Other than that, it's a free-for-all, so most Normal Race rooms end up with a ridiculous melange of hardware, from superminis to racing cars, in totally unbalanced competition. Thankfully, this will be the first thing about GT5 online to be fixed; Polyphony promises weight and power restrictions will be added this weekend. They won't function as well as Forza's brilliant performance grading system, but they'll do.

It's not top of our fix list for GT5 online – that would be network performance, then leaderboards, then matchmaking. (Some kind of reward for playing the online game, prize money at least, would be nice, but that is a distant pipe-dream.) However, it's a start, and Yamauchi is at least talking the talk as far as listening to players and making improvements is concerned.

Knowing his perfectionism, it's possible that the GT overlord is privately very unhappy about the state of the online game.

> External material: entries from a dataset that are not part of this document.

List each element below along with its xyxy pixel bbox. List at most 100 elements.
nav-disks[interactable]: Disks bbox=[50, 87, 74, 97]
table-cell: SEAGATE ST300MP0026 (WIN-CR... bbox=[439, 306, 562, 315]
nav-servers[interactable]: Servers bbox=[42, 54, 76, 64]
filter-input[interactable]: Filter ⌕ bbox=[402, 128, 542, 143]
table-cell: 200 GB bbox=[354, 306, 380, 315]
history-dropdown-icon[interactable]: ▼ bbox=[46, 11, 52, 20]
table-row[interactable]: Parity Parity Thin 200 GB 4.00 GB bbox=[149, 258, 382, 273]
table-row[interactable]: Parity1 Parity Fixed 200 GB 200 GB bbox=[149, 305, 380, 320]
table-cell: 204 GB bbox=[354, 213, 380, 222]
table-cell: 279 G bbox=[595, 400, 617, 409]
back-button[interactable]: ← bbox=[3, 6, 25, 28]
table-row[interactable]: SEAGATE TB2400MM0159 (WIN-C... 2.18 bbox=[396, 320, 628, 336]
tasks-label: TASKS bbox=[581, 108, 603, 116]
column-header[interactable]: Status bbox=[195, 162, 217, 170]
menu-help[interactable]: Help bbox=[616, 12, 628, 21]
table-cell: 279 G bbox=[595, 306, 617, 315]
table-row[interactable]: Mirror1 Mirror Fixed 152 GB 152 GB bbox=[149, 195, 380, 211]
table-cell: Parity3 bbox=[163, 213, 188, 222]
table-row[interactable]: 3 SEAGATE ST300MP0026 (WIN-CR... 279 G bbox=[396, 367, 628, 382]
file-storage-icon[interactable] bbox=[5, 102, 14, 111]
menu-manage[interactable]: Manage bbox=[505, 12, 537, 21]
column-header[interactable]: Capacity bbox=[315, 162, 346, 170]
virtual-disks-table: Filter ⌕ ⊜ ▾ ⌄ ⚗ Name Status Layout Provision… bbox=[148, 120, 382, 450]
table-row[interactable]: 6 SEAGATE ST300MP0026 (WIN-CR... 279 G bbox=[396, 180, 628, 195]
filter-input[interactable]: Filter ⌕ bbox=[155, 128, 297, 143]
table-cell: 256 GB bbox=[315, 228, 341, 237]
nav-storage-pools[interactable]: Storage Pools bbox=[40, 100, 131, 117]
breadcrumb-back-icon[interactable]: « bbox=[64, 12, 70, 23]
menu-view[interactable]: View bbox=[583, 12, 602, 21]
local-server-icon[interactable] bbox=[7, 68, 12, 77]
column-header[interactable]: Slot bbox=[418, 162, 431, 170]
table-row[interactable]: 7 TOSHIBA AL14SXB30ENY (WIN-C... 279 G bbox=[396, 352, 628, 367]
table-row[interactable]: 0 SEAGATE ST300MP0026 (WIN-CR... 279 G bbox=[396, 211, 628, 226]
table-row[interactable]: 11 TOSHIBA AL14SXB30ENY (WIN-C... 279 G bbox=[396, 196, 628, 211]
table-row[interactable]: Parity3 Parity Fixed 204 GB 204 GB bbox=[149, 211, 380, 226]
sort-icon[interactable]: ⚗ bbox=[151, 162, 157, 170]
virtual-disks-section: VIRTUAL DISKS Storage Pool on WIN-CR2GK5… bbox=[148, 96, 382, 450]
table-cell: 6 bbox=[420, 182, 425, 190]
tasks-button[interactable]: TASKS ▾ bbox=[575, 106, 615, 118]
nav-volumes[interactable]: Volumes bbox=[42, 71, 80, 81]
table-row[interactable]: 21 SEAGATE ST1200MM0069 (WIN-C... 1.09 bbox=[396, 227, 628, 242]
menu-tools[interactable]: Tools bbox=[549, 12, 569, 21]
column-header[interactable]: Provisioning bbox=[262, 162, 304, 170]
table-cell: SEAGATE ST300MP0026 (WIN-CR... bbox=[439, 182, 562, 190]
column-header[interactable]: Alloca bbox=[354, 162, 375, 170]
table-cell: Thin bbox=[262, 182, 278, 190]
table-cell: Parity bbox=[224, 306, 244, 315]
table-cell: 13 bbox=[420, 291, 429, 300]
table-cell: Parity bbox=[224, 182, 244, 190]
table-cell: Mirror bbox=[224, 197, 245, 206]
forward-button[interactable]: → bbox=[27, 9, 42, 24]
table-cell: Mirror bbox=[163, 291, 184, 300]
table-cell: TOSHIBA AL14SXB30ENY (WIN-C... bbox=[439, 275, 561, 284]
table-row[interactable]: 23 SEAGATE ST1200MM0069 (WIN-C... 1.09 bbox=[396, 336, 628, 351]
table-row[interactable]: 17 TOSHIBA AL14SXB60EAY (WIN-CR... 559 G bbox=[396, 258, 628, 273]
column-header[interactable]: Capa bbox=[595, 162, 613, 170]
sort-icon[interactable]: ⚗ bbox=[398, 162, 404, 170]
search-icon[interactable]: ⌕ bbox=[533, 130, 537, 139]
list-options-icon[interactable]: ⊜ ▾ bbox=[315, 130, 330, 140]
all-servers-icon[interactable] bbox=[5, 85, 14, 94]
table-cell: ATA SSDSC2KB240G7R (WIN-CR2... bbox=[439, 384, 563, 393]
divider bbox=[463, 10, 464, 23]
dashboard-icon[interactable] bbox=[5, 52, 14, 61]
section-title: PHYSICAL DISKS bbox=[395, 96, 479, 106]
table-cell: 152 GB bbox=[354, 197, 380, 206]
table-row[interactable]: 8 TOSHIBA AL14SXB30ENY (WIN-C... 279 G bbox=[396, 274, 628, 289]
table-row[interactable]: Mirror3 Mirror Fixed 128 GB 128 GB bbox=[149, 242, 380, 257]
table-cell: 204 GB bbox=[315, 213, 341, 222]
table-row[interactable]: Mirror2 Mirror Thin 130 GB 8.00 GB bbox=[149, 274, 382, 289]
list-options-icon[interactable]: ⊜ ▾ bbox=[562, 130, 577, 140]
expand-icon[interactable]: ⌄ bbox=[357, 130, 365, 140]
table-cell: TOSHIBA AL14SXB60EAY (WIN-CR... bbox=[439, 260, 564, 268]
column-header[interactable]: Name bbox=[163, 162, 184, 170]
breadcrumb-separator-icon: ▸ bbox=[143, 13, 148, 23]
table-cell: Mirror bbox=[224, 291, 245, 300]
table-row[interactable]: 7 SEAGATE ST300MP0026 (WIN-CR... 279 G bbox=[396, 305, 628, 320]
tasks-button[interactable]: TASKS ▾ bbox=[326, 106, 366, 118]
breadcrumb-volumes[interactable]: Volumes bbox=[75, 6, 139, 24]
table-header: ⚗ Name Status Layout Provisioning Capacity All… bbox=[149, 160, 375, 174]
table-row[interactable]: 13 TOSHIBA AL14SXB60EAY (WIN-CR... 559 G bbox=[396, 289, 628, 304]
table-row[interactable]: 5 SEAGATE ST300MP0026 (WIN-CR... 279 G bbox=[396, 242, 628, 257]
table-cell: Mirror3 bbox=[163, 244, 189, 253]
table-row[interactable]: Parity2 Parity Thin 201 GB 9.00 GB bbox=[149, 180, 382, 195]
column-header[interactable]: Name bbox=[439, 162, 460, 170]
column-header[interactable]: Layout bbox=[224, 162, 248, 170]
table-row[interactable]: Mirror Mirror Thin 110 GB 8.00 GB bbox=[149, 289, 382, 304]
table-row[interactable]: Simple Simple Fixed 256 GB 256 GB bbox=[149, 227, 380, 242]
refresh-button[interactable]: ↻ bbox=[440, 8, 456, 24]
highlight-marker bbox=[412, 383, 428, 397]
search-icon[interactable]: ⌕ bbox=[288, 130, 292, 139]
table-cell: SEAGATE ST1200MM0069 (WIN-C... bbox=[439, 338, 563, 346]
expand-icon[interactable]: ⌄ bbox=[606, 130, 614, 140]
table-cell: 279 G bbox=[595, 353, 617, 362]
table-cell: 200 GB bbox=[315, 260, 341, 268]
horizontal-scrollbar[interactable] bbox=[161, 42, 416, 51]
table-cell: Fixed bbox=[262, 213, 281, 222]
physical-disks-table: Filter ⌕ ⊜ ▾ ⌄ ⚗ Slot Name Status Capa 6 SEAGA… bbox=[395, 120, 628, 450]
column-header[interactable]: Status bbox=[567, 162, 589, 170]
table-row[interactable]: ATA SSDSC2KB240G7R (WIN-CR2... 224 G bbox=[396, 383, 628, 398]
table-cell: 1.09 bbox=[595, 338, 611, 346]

Indeed, some will have you believe that Polyphony was so dissatisfied with online that it wanted to ship Gran Turismo 5 without it, but that Sony effectively held a gun to the developer's head.

Should it have been allowed to? Maybe – or maybe not. There's nothing like the baying of a dissatisfied community to focus a developer's mind. Polyphony has consistently underperformed in this area, from the cancellation of GT4's online mode to GT5 Prologue's disappointing offering, and perhaps the only way for it to learn is on the job.

Like the offline game, some strange choices have been made in how Gran Turismo 5 online has been put together. But, like the offline game, that doesn't mean it's without potential. It's just that almost none of that potential is realised in the current compromised and broken experience, and it's going to take a lot of work to set that right.